We get the sense that these workers are people who over time developed the most efficient methods of doing the work required of their bodies. Now that they’ve done that, their job is to set their minds to toil, and to be content with it. No more high-tech tools or better conditions will become available. Their faces, though often smiling, seem to be saying it: every day is just more work required of their bodies.

This understated film is about the detail and strain and even the pleasure of work, yet the implicit argument, that its subjects are being exploited, is totally convincing. No overseers or suited businessmen or ranch owners are shown, but — as Walker Evans knew — showing the oppressed working well is the surest way to win sympathy for them. It’s clear these people are being forced to put their children to work from the time they’re toddlers, same as their parents did to them, and that they may not even have the luxury of an overseer to complain to.

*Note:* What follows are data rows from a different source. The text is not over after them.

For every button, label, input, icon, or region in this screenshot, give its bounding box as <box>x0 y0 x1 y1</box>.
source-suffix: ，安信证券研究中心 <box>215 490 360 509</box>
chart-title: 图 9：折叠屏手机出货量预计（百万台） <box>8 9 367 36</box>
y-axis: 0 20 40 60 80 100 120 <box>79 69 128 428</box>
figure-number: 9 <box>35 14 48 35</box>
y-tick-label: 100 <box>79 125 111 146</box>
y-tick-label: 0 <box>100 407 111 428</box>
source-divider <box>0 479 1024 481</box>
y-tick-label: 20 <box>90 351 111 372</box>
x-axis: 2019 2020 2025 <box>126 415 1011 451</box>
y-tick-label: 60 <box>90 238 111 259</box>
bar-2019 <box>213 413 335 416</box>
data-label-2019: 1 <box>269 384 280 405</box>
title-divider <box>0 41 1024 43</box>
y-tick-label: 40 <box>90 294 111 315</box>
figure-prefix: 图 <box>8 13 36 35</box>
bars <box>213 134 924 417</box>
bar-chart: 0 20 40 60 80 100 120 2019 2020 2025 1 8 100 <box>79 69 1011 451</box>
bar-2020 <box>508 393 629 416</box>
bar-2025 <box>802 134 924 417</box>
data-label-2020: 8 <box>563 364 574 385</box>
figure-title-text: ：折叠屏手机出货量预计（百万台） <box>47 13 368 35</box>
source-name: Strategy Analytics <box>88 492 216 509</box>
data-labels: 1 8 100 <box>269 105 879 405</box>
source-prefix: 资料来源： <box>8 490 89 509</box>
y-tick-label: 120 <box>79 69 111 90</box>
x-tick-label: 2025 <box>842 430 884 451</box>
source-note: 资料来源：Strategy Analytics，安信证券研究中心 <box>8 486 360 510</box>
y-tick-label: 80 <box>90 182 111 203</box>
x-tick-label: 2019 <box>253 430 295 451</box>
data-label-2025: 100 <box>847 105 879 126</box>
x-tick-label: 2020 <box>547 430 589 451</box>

What’s to be done about it? Well, does it seem strange that Michael Moore’s voice doesn’t chime in over the sound of the workers, unloading opinions about the corruption of the Federal government or the stranglehold of the drug cartels or the rampant imposition of American corporations on Mexican life? Does it seem strange, or do we already feel these things to be true when we see these people? Does it seem like a good thing for once that the subjects of The Inheritors have done someone else’s work for him, just by allowing a camera into their lives?